Mas, ela já conhecia o caminho? Ah, não importa. 

Continuei sendo guiado por Alice enquanto eu levava Evrelly nos braços, que agora vestia um vestido com estampas de bolinhas (não faço idéia de onde conseguimos a roupa) e finalmente, encontramos o orfanato. Assim que entramos, vejo uma mulher atrás do balcão, (uma senhora na verdade, com óculos redondos e um coque mal feito nos cabelos grisalhos) e nos dirigimos até ela. 

 – Bom dia, em que posso ajudar? – apesar da aparência, sua voz não era tão velha assim. 

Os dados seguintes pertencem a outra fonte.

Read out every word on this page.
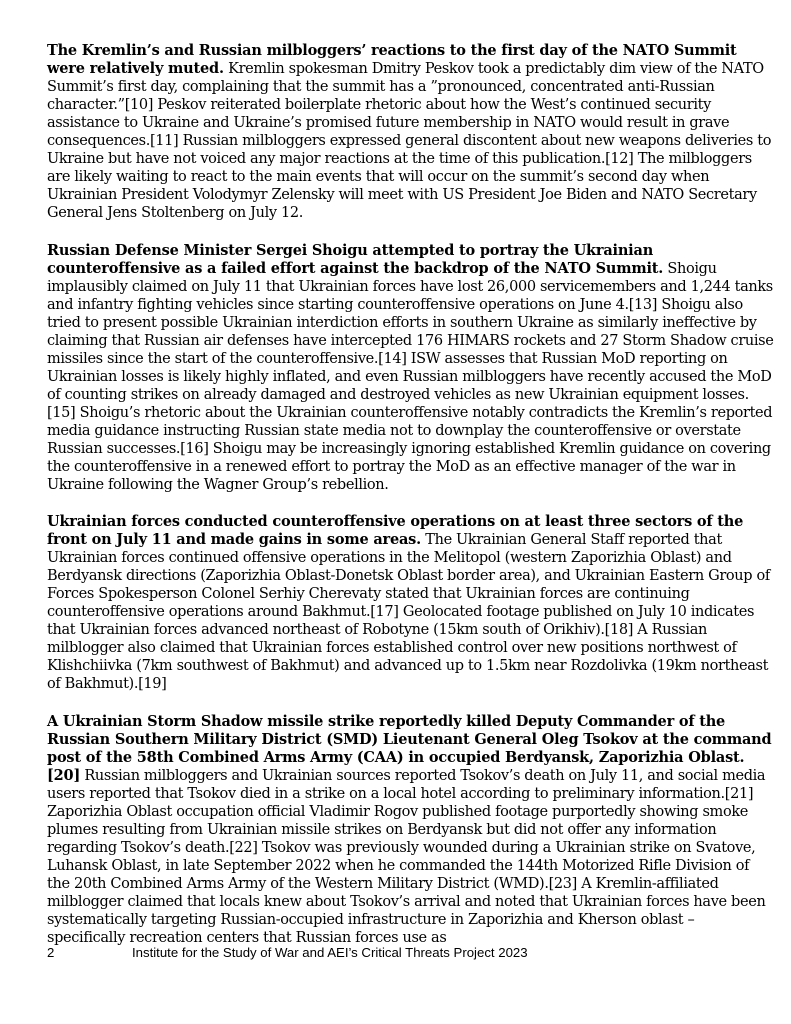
The Kremlin’s and Russian milbloggers’ reactions to the first day of the NATO Summit were relatively muted. Kremlin spokesman Dmitry Peskov took a predictably dim view of the NATO Summit’s first day, complaining that the summit has a ”pronounced, concentrated anti-Russian character.”[10] Peskov reiterated boilerplate rhetoric about how the West’s continued security assistance to Ukraine and Ukraine’s promised future membership in NATO would result in grave consequences.[11] Russian milbloggers expressed general discontent about new weapons deliveries to Ukraine but have not voiced any major reactions at the time of this publication.[12] The milbloggers are likely waiting to react to the main events that will occur on the summit’s second day when Ukrainian President Volodymyr Zelensky will meet with US President Joe Biden and NATO Secretary General Jens Stoltenberg on July 12.

Russian Defense Minister Sergei Shoigu attempted to portray the Ukrainian counteroffensive as a failed effort against the backdrop of the NATO Summit. Shoigu implausibly claimed on July 11 that Ukrainian forces have lost 26,000 servicemembers and 1,244 tanks and infantry fighting vehicles since starting counteroffensive operations on June 4.[13] Shoigu also tried to present possible Ukrainian interdiction efforts in southern Ukraine as similarly ineffective by claiming that Russian air defenses have intercepted 176 HIMARS rockets and 27 Storm Shadow cruise missiles since the start of the counteroffensive.[14] ISW assesses that Russian MoD reporting on Ukrainian losses is likely highly inflated, and even Russian milbloggers have recently accused the MoD of counting strikes on already damaged and destroyed vehicles as new Ukrainian equipment losses.[15] Shoigu’s rhetoric about the Ukrainian counteroffensive notably contradicts the Kremlin’s reported media guidance instructing Russian state media not to downplay the counteroffensive or overstate Russian successes.[16] Shoigu may be increasingly ignoring established Kremlin guidance on covering the counteroffensive in a renewed effort to portray the MoD as an effective manager of the war in Ukraine following the Wagner Group’s rebellion.

Ukrainian forces conducted counteroffensive operations on at least three sectors of the front on July 11 and made gains in some areas. The Ukrainian General Staff reported that Ukrainian forces continued offensive operations in the Melitopol (western Zaporizhia Oblast) and Berdyansk directions (Zaporizhia Oblast-Donetsk Oblast border area), and Ukrainian Eastern Group of Forces Spokesperson Colonel Serhiy Cherevaty stated that Ukrainian forces are continuing counteroffensive operations around Bakhmut.[17] Geolocated footage published on July 10 indicates that Ukrainian forces advanced northeast of Robotyne (15km south of Orikhiv).[18] A Russian milblogger also claimed that Ukrainian forces established control over new positions northwest of Klishchiivka (7km southwest of Bakhmut) and advanced up to 1.5km near Rozdolivka (19km northeast of Bakhmut).[19]

A Ukrainian Storm Shadow missile strike reportedly killed Deputy Commander of the Russian Southern Military District (SMD) Lieutenant General Oleg Tsokov at the command post of the 58th Combined Arms Army (CAA) in occupied Berdyansk, Zaporizhia Oblast.[20] Russian milbloggers and Ukrainian sources reported Tsokov’s death on July 11, and social media users reported that Tsokov died in a strike on a local hotel according to preliminary information.[21] Zaporizhia Oblast occupation official Vladimir Rogov published footage purportedly showing smoke plumes resulting from Ukrainian missile strikes on Berdyansk but did not offer any information regarding Tsokov’s death.[22] Tsokov was previously wounded during a Ukrainian strike on Svatove, Luhansk Oblast, in late September 2022 when he commanded the 144th Motorized Rifle Division of the 20th Combined Arms Army of the Western Military District (WMD).[23] A Kremlin-affiliated milblogger claimed that locals knew about Tsokov’s arrival and noted that Ukrainian forces have been systematically targeting Russian-occupied infrastructure in Zaporizhia and Kherson oblast – specifically recreation centers that Russian forces use as

2	Institute for the Study of War and AEI’s Critical Threats Project 2023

 – Queremos deixar essa criança aqui. – falei, colocando Evrelly sentada no balcão. 

 – Ah, – ela nos olhou com um olhar de repúdio – fizeram besteira e agora não querem a consequência não é? 

 – Não é isso! – Alice se explica – Achamos ela no lixo e... 

 – Querem abandonar a coitada aqui. Não é problema de vocês mesmo! 

Nossa! Aquela mulher gostava mesmo de jogar coisas na cara dos outros. 

 – Não é isso – tomo a palavra – a gente só não sabe o que fazer com ela. Aqui pelo menos ela estará segura. 

 – E porque não adotam ela? 

Fiquei pensativo e olhei para Evrelly. A garotinha (que agora estava maior do que lembrava, e conseguia até ficar sentada sozinha) me olha de volta e faz beicinho, pronta pra chorar. Só então percebi que a gente estava deixando ela como se deixasse qualquer caixa nos correios. Eu já tinha se apegado a ela, e por mais que tivesse um pouco de dificuldades, consegui cuidar dela por uma noite. Porque não a vida toda? 

 – Jack? 

 – Ah, oi. 

 – Você quer fazer isso? 

 – Isso o quê? 

 – Adotar a Ivi. Se você quiser, eu quero. 

 – Peraí, como assim? Você quer ser a mãe dela? 

 – Só se você quiser ser o pai. 

 – Tá sabendo que a gente tem que casar pra isso né? 

 – A gente casa. Sem problemas. 

 – Na verdade vocês não precisam casar – diz a mulher – é só registrar como os pais adotivos dela. 

 – A gente precisa. – falei – É que... Você não vai entender. – olhei pra Alice – tem certeza Alice-chan? 

 – Tenho. – ela responde com um sorriso meigo no rosto. 

Peguei Evrelly de volta nos braços e a abracei, junto com Alice. 

 – Nesse caso, vamos adotar ela. – falei. 

 – Ok, vou preparar os papéis. 

Olhei pra Evrelly e depois pra Alice, que fazia cosquinhas na barriga da garotinha. 

Evrelly agora era oficialmente minha (nossa) filha.